Workplace Relations and Safety Minister Michael Wood, who is in charge of the modern slavery work, said an advisory group will be reporting back to him shortly with their final recommendations.

Under the proposed legislation, the Government would also be required to check its supply chains. 

Some agencies are already doing this proactively. For example, Kainga Ora is rolling out solar panels on some homes and says while these are sourced internationally, it's "done their due diligence to ensure the panels and materials used have been ethically sourced".

The Sustainable Energy Association New Zealand (SEANZ), which represents manufacturers, suppliers and installers, told Newshub that it is proactively working with members "to ensure their products are ethically produced".

It said while it has advised members of the issues, "we don't have visibility over commercial operation and importing".

"SEANZ has also liaised with government and corporate customers with social responsibility mandates to source ethically-produced products," a spokesperson said.  

"SEANZ members supply a number of brands of solar panels which are available now in New Zealand that have verified their global supply chains are free from the use of forced labour."

The spokesperson said "non-verified supply chain material and products" are an issue across many sectors. It said consumers "should always ask to ensure their products are ethically produced". 

Jim Wormington from Human Rights Watch.
Jim Wormington from Human Rights Watch. Photo credit: Newshub.

'Highly concerning'

Jim Wormington from Human Rights Watch has written extensively on issues within supply chains as well as the need to make the move to green energy responsibly.
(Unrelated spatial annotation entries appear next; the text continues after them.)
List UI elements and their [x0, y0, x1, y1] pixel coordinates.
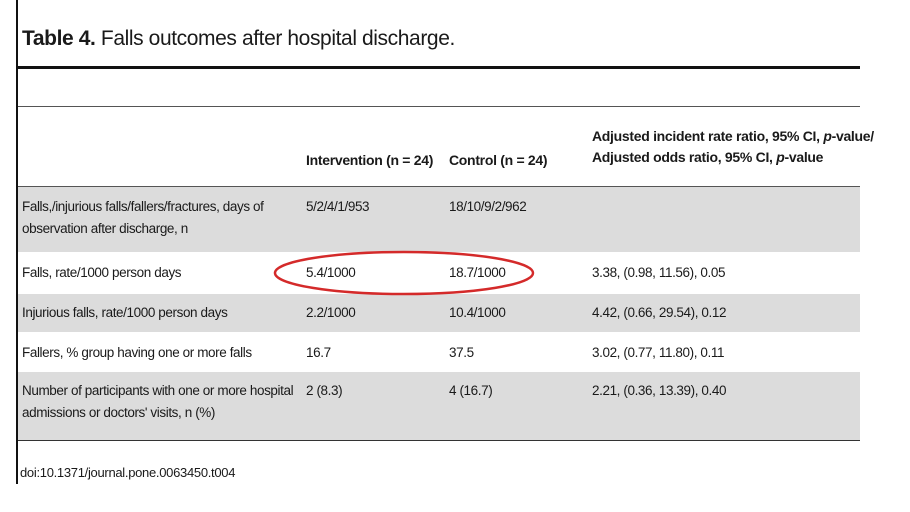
row-control-value: 18.7/1000 [449, 265, 506, 280]
row-control-value: 10.4/1000 [449, 305, 506, 320]
header-ratio-line1: Adjusted incident rate ratio, 95% CI, p-value/ [592, 128, 874, 144]
row-intervention-value: 2 (8.3) [306, 383, 343, 398]
row-ratio-value: 2.21, (0.36, 13.39), 0.40 [592, 383, 727, 398]
top-rule [18, 66, 860, 69]
header-ratio [592, 126, 874, 168]
header-intervention: Intervention (n = 24) [306, 152, 434, 168]
header-control: Control (n = 24) [449, 152, 548, 168]
table-row [18, 187, 860, 252]
row-intervention-value: 5.4/1000 [306, 265, 356, 280]
table-row [18, 332, 860, 372]
table-title-text: Falls outcomes after hospital discharge. [100, 27, 455, 50]
table-title [22, 27, 455, 51]
table-title-label: Table 4. [22, 27, 96, 50]
row-ratio-value: 3.38, (0.98, 11.56), 0.05 [592, 265, 726, 280]
row-control-value: 37.5 [449, 345, 474, 360]
table-row [18, 252, 860, 294]
row-label: Injurious falls, rate/1000 person days [22, 305, 228, 320]
header-top-rule [18, 106, 860, 107]
row-label: Number of participants with one or more hospital admissions or doctors' visits, n (%) [22, 383, 294, 420]
row-control-value: 4 (16.7) [449, 383, 493, 398]
table-row [18, 294, 860, 332]
row-ratio-value: 4.42, (0.66, 29.54), 0.12 [592, 305, 727, 320]
row-label: Fallers, % group having one or more falls [22, 345, 252, 360]
table-bottom-rule [18, 440, 860, 441]
row-ratio-value: 3.02, (0.77, 11.80), 0.11 [592, 345, 725, 360]
header-ratio-line2: Adjusted odds ratio, 95% CI, p-value [592, 149, 824, 165]
row-label: Falls, rate/1000 person days [22, 265, 182, 280]
row-intervention-value: 2.2/1000 [306, 305, 356, 320]
row-intervention-value: 16.7 [306, 345, 331, 360]
table-row [18, 372, 860, 440]
row-control-value: 18/10/9/2/962 [449, 199, 527, 214]
row-label: Falls,/injurious falls/fallers/fractures, days of observation after discharge, n [22, 199, 264, 236]
row-intervention-value: 5/2/4/1/953 [306, 199, 370, 214]
doi-caption: doi:10.1371/journal.pone.0063450.t004 [20, 465, 236, 480]
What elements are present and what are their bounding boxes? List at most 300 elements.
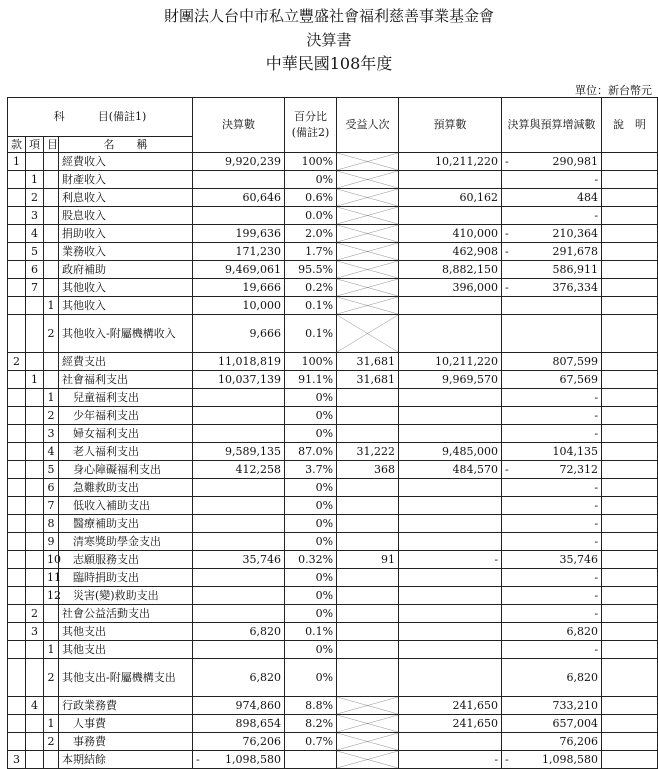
item-name: 股息收入 <box>59 207 193 225</box>
kuan-cell <box>8 189 26 207</box>
kuan-header: 款 <box>8 137 26 153</box>
item-name: 低收入補助支出 <box>59 497 193 515</box>
xiang-cell: 1 <box>26 171 44 189</box>
budget-cell: 462,908 <box>399 243 502 261</box>
table-row <box>8 389 658 407</box>
org-title: 財團法人台中市私立豐盛社會福利慈善事業基金會 <box>163 7 494 25</box>
kuan-cell <box>8 515 26 533</box>
actual-cell <box>193 171 285 189</box>
actual-cell: 10,000 <box>193 297 285 315</box>
item-name: 利息收入 <box>59 189 193 207</box>
diff-cell: 657,004 <box>502 715 602 733</box>
item-name: 清寒獎助學金支出 <box>59 533 193 551</box>
negative-sign: - <box>505 154 509 168</box>
actual-cell: 60,646 <box>193 189 285 207</box>
mu-cell: 4 <box>44 443 59 461</box>
note-cell <box>602 425 658 443</box>
note-cell <box>602 389 658 407</box>
note-cell <box>602 153 658 171</box>
kuan-cell: 2 <box>8 353 26 371</box>
budget-cell <box>399 533 502 551</box>
budget-cell <box>399 733 502 751</box>
actual-cell <box>193 389 285 407</box>
xiang-cell: 3 <box>26 207 44 225</box>
beneficiaries-cell <box>337 243 399 261</box>
negative-sign: - <box>196 752 200 766</box>
budget-cell <box>399 623 502 641</box>
table-row <box>8 315 658 353</box>
item-name: 其他支出-附屬機構支出 <box>59 659 193 697</box>
table-row <box>8 697 658 715</box>
item-name: 少年福利支出 <box>59 407 193 425</box>
percent-cell: 2.0% <box>285 225 337 243</box>
kuan-cell <box>8 261 26 279</box>
diff-value: 376,334 <box>552 280 599 294</box>
beneficiaries-cell <box>337 533 399 551</box>
diff-cell: - <box>502 515 602 533</box>
note-cell <box>602 659 658 697</box>
kuan-cell <box>8 533 26 551</box>
percent-cell: 0.6% <box>285 189 337 207</box>
percent-cell: 0% <box>285 515 337 533</box>
budget-cell <box>399 587 502 605</box>
table-row <box>8 443 658 461</box>
budget-cell: 396,000 <box>399 279 502 297</box>
percent-cell: 0% <box>285 497 337 515</box>
xiang-cell <box>26 479 44 497</box>
beneficiaries-cell <box>337 715 399 733</box>
actual-cell: 898,654 <box>193 715 285 733</box>
note-cell <box>602 697 658 715</box>
mu-cell <box>44 751 59 769</box>
item-name: 社會福利支出 <box>59 371 193 389</box>
note-cell <box>602 461 658 479</box>
kuan-cell <box>8 207 26 225</box>
table-row <box>8 497 658 515</box>
diff-cell: - <box>502 497 602 515</box>
diff-value: 72,312 <box>559 462 599 476</box>
item-name: 其他支出 <box>59 641 193 659</box>
beneficiaries-cell <box>337 315 399 353</box>
cross-mark <box>337 751 398 768</box>
note-cell <box>602 189 658 207</box>
diff-cell <box>502 297 602 315</box>
percent-cell: 0.1% <box>285 297 337 315</box>
mu-cell <box>44 243 59 261</box>
note-cell <box>602 733 658 751</box>
budget-cell: 10,211,220 <box>399 153 502 171</box>
xiang-cell <box>26 751 44 769</box>
diff-cell: 586,911 <box>502 261 602 279</box>
mu-cell: 12 <box>44 587 59 605</box>
actual-cell: 6,820 <box>193 659 285 697</box>
cross-mark <box>337 261 398 278</box>
kuan-cell <box>8 641 26 659</box>
item-name: 老人福利支出 <box>59 443 193 461</box>
budget-cell <box>399 207 502 225</box>
diff-value: 210,364 <box>552 226 599 240</box>
actual-header: 決算數 <box>193 98 285 153</box>
beneficiaries-cell <box>337 497 399 515</box>
budget-cell: - <box>399 551 502 569</box>
mu-cell: 6 <box>44 479 59 497</box>
note-cell <box>602 371 658 389</box>
mu-cell: 9 <box>44 533 59 551</box>
diff-cell: - <box>502 389 602 407</box>
kuan-cell <box>8 733 26 751</box>
table-row <box>8 297 658 315</box>
actual-cell: 35,746 <box>193 551 285 569</box>
actual-cell <box>193 479 285 497</box>
mu-cell: 2 <box>44 733 59 751</box>
actual-cell: 9,666 <box>193 315 285 353</box>
cross-mark <box>337 171 398 188</box>
diff-cell: 6,820 <box>502 623 602 641</box>
budget-cell <box>399 315 502 353</box>
percent-cell: 0.1% <box>285 315 337 353</box>
item-name: 財產收入 <box>59 171 193 189</box>
mu-cell: 1 <box>44 389 59 407</box>
cross-mark <box>337 243 398 260</box>
budget-cell: 410,000 <box>399 225 502 243</box>
item-name: 捐助收入 <box>59 225 193 243</box>
diff-cell: 67,569 <box>502 371 602 389</box>
diff-cell: 104,135 <box>502 443 602 461</box>
xiang-cell: 2 <box>26 605 44 623</box>
beneficiaries-cell <box>337 389 399 407</box>
budget-cell: 484,570 <box>399 461 502 479</box>
percent-cell: 0% <box>285 425 337 443</box>
note-cell <box>602 353 658 371</box>
cross-mark <box>337 315 398 352</box>
percent-cell: 0% <box>285 641 337 659</box>
actual-cell: 6,820 <box>193 623 285 641</box>
negative-sign: - <box>505 462 509 476</box>
kuan-cell <box>8 279 26 297</box>
diff-cell <box>502 279 602 297</box>
item-name: 事務費 <box>59 733 193 751</box>
beneficiaries-cell <box>337 171 399 189</box>
xiang-cell <box>26 389 44 407</box>
xiang-cell: 2 <box>26 189 44 207</box>
table-row <box>8 189 658 207</box>
actual-cell <box>193 641 285 659</box>
percent-cell: 0.0% <box>285 207 337 225</box>
diff-cell: - <box>502 479 602 497</box>
cross-mark <box>337 697 398 714</box>
percent-cell: 100% <box>285 353 337 371</box>
diff-header: 決算與預算增減數 <box>502 98 602 153</box>
diff-cell: - <box>502 407 602 425</box>
note-cell <box>602 261 658 279</box>
percent-cell: 0.2% <box>285 279 337 297</box>
percent-cell <box>285 751 337 769</box>
actual-cell <box>193 497 285 515</box>
beneficiaries-cell <box>337 641 399 659</box>
actual-cell <box>193 587 285 605</box>
cross-mark <box>337 297 398 314</box>
actual-cell <box>193 515 285 533</box>
xiang-cell: 6 <box>26 261 44 279</box>
budget-cell <box>399 407 502 425</box>
kuan-cell <box>8 715 26 733</box>
table-row <box>8 479 658 497</box>
mu-cell <box>44 261 59 279</box>
beneficiaries-cell <box>337 659 399 697</box>
mu-cell <box>44 207 59 225</box>
xiang-cell: 4 <box>26 225 44 243</box>
table-body <box>8 153 658 769</box>
table-row <box>8 733 658 751</box>
note-cell <box>602 497 658 515</box>
xiang-cell <box>26 641 44 659</box>
note-cell <box>602 297 658 315</box>
budget-cell <box>399 389 502 407</box>
table-row <box>8 261 658 279</box>
table-row <box>8 533 658 551</box>
actual-cell <box>193 751 285 769</box>
beneficiaries-cell <box>337 751 399 769</box>
budget-cell <box>399 425 502 443</box>
currency-unit: 單位：新台幣元 <box>575 84 652 97</box>
negative-sign: - <box>505 244 509 258</box>
table-row <box>8 605 658 623</box>
doc-title: 決算書 <box>306 31 352 49</box>
budget-cell <box>399 515 502 533</box>
kuan-cell <box>8 425 26 443</box>
item-name: 身心障礙福利支出 <box>59 461 193 479</box>
table-row <box>8 569 658 587</box>
item-name: 災害(變)救助支出 <box>59 587 193 605</box>
note-cell <box>602 279 658 297</box>
kuan-cell <box>8 225 26 243</box>
xiang-header: 項 <box>26 137 44 153</box>
kuan-cell <box>8 479 26 497</box>
note-cell <box>602 551 658 569</box>
budget-cell <box>399 479 502 497</box>
xiang-cell: 7 <box>26 279 44 297</box>
budget-cell <box>399 605 502 623</box>
table-row <box>8 515 658 533</box>
mu-header: 目 <box>44 137 59 153</box>
budget-cell <box>399 297 502 315</box>
mu-cell: 7 <box>44 497 59 515</box>
budget-table <box>7 97 658 769</box>
beneficiaries-cell <box>337 697 399 715</box>
diff-cell <box>502 153 602 171</box>
percent-cell: 0% <box>285 407 337 425</box>
item-name: 其他收入 <box>59 279 193 297</box>
xiang-cell <box>26 315 44 353</box>
budget-header: 預算數 <box>399 98 502 153</box>
actual-cell <box>193 533 285 551</box>
diff-cell: 76,206 <box>502 733 602 751</box>
item-name: 社會公益活動支出 <box>59 605 193 623</box>
cross-mark <box>337 153 398 170</box>
beneficiaries-cell <box>337 587 399 605</box>
mu-cell <box>44 153 59 171</box>
percent-cell: 0% <box>285 569 337 587</box>
note-cell <box>602 569 658 587</box>
item-name: 兒童福利支出 <box>59 389 193 407</box>
xiang-cell <box>26 461 44 479</box>
item-name: 志願服務支出 <box>59 551 193 569</box>
xiang-cell <box>26 353 44 371</box>
actual-cell: 19,666 <box>193 279 285 297</box>
note-cell <box>602 171 658 189</box>
note-cell <box>602 225 658 243</box>
budget-cell: 10,211,220 <box>399 353 502 371</box>
diff-cell: - <box>502 425 602 443</box>
doc-year: 中華民國108年度 <box>265 54 393 73</box>
mu-cell: 8 <box>44 515 59 533</box>
beneficiaries-cell <box>337 605 399 623</box>
table-row <box>8 751 658 769</box>
diff-cell: 484 <box>502 189 602 207</box>
kuan-cell <box>8 389 26 407</box>
percent-cell: 0% <box>285 533 337 551</box>
percent-cell: 0% <box>285 659 337 697</box>
kuan-cell <box>8 297 26 315</box>
diff-cell: - <box>502 605 602 623</box>
actual-cell: 9,920,239 <box>193 153 285 171</box>
percent-cell: 95.5% <box>285 261 337 279</box>
diff-cell <box>502 751 602 769</box>
budget-cell: 8,882,150 <box>399 261 502 279</box>
kuan-cell <box>8 171 26 189</box>
xiang-cell: 4 <box>26 697 44 715</box>
item-name: 臨時捐助支出 <box>59 569 193 587</box>
item-name: 人事費 <box>59 715 193 733</box>
cross-mark <box>337 733 398 750</box>
kuan-cell <box>8 623 26 641</box>
table-row <box>8 551 658 569</box>
note-header: 說 明 <box>602 98 658 153</box>
percent-cell: 0% <box>285 171 337 189</box>
actual-cell: 76,206 <box>193 733 285 751</box>
kuan-cell <box>8 497 26 515</box>
table-row <box>8 461 658 479</box>
budget-cell <box>399 641 502 659</box>
item-name: 其他支出 <box>59 623 193 641</box>
xiang-cell <box>26 425 44 443</box>
cross-mark <box>337 225 398 242</box>
kuan-cell <box>8 371 26 389</box>
table-row <box>8 353 658 371</box>
beneficiaries-cell: 31,222 <box>337 443 399 461</box>
table-row <box>8 153 658 171</box>
budget-cell: 60,162 <box>399 189 502 207</box>
diff-cell <box>502 243 602 261</box>
actual-cell <box>193 569 285 587</box>
beneficiaries-cell <box>337 225 399 243</box>
diff-cell: 807,599 <box>502 353 602 371</box>
mu-cell <box>44 279 59 297</box>
budget-cell: - <box>399 751 502 769</box>
item-name: 其他收入-附屬機構收入 <box>59 315 193 353</box>
kuan-cell <box>8 461 26 479</box>
beneficiaries-cell <box>337 153 399 171</box>
note-cell <box>602 479 658 497</box>
kuan-cell <box>8 587 26 605</box>
xiang-cell <box>26 715 44 733</box>
note-cell <box>602 623 658 641</box>
kuan-cell <box>8 315 26 353</box>
kuan-cell <box>8 407 26 425</box>
mu-cell <box>44 353 59 371</box>
beneficiaries-cell <box>337 407 399 425</box>
diff-cell: - <box>502 641 602 659</box>
diff-cell <box>502 315 602 353</box>
negative-sign: - <box>505 752 509 766</box>
xiang-cell <box>26 407 44 425</box>
mu-cell <box>44 225 59 243</box>
item-name: 業務收入 <box>59 243 193 261</box>
percent-cell: 100% <box>285 153 337 171</box>
beneficiaries-cell <box>337 479 399 497</box>
mu-cell <box>44 697 59 715</box>
xiang-cell <box>26 497 44 515</box>
note-cell <box>602 587 658 605</box>
note-cell <box>602 751 658 769</box>
beneficiaries-cell <box>337 207 399 225</box>
beneficiaries-cell: 31,681 <box>337 371 399 389</box>
item-name: 本期結餘 <box>59 751 193 769</box>
item-name: 醫療補助支出 <box>59 515 193 533</box>
xiang-cell: 1 <box>26 371 44 389</box>
item-name: 其他收入 <box>59 297 193 315</box>
table-row <box>8 587 658 605</box>
percent-cell: 8.8% <box>285 697 337 715</box>
actual-cell: 9,589,135 <box>193 443 285 461</box>
cross-mark <box>337 715 398 732</box>
diff-cell: 35,746 <box>502 551 602 569</box>
diff-cell: - <box>502 533 602 551</box>
percent-cell: 1.7% <box>285 243 337 261</box>
diff-cell: - <box>502 569 602 587</box>
kuan-cell <box>8 659 26 697</box>
xiang-cell <box>26 733 44 751</box>
subject-header: 科 目(備註1) <box>8 98 193 137</box>
budget-cell <box>399 497 502 515</box>
xiang-cell: 3 <box>26 623 44 641</box>
beneficiaries-cell <box>337 515 399 533</box>
percent-cell: 87.0% <box>285 443 337 461</box>
diff-cell: 6,820 <box>502 659 602 697</box>
mu-cell: 2 <box>44 315 59 353</box>
mu-cell <box>44 605 59 623</box>
mu-cell: 5 <box>44 461 59 479</box>
xiang-cell: 5 <box>26 243 44 261</box>
note-cell <box>602 443 658 461</box>
beneficiaries-cell: 368 <box>337 461 399 479</box>
note-cell <box>602 207 658 225</box>
table-row <box>8 279 658 297</box>
mu-cell: 1 <box>44 297 59 315</box>
budget-cell: 9,485,000 <box>399 443 502 461</box>
diff-cell: - <box>502 587 602 605</box>
diff-cell: 733,210 <box>502 697 602 715</box>
budget-cell <box>399 659 502 697</box>
item-name: 行政業務費 <box>59 697 193 715</box>
percent-cell: 0.1% <box>285 623 337 641</box>
xiang-cell <box>26 297 44 315</box>
xiang-cell <box>26 533 44 551</box>
table-row <box>8 623 658 641</box>
beneficiaries-cell <box>337 733 399 751</box>
table-row <box>8 171 658 189</box>
mu-cell <box>44 623 59 641</box>
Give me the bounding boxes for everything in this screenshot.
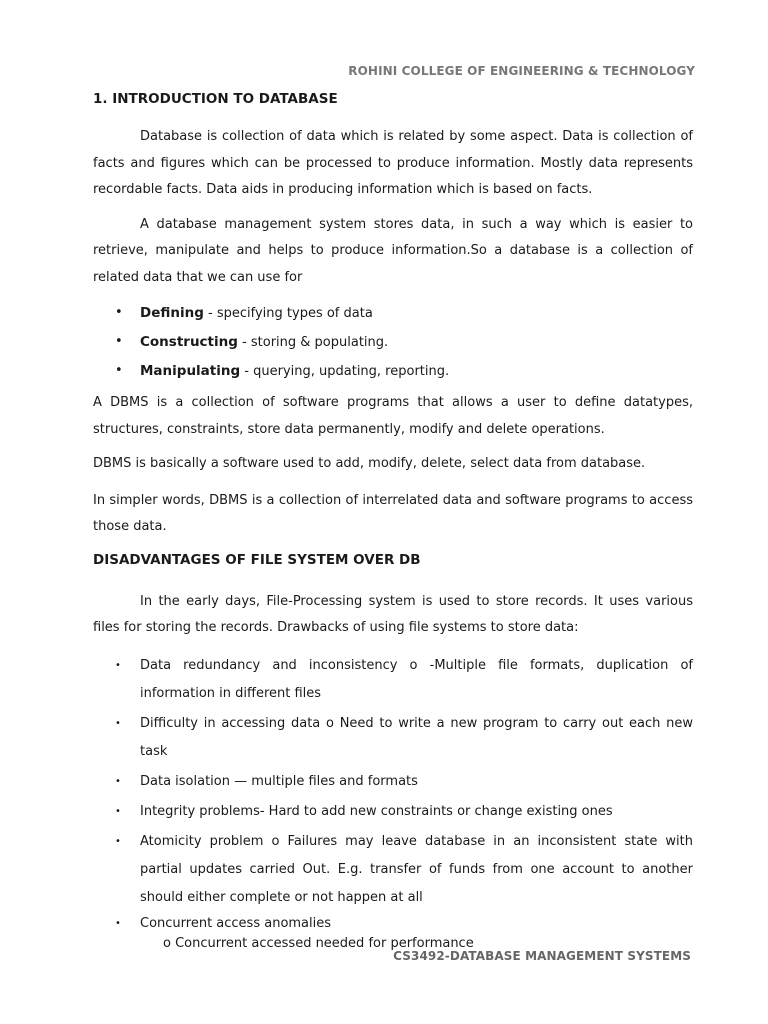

He told Newshub "it's very positive New Zealand is taking the lead" in moving away from dirty fossil fuels, but it must also keep an eye on where it's sourcing its technology from.

"We really feel that's important, that at the same time as you're advancing climate objectives, you're making sure that you're also advancing other human rights objectives and the relationship between solar panels and forced labour in Xinjiang is a great example of that," he told Newshub.

He said the Government's response that it can't tell how many solar panels are coming from Xinjiang due to Customs data limitations was "very interesting". 

Researchers have been able to look into products' supply chains, Wormington said, so large companies importing the goods or governments should be able to as well. 

He praised the United States' approach of effectively banning imports of products made in Xinjiang unless companies can prove they weren't made from forced labour. It's reportedly led to containers of solar panels piling up at the border.

"We think that the US government has sent the message that human rights reasons will trump economic benefits in the case of Xinjiang forced labour," Wormington told Newshub. "We think that other governments should have that same approach." 

Simon O'Connor, a National Party MP who is a co-chair of the outspoken Inter-Parliamentary Alliance on China, said it's "highly concerning" the Government doesn't currently know if New Zealand is importing panels connected to forced labour in Xinjiang.

"If I was the minister I would have been asking my officials to go away and find out. It is not that difficult at the end of the day," he said.

He said "as a good global citizen", the Government "should be asking questions when products from Xinjiang is being raised".

But O'Connor understands New Zealand can't go as far as the United States given China is our largest trading partner.

"We have a respectful trading relationship with China and that must continue. But to follow exactly in the US' lead steps away from our independent foreign policy."

O'Connor is very supportive of modern slavery legislation, with his own Member's Bill in the ballot. He said this would put an "imposition on businesses to declare where products are coming from".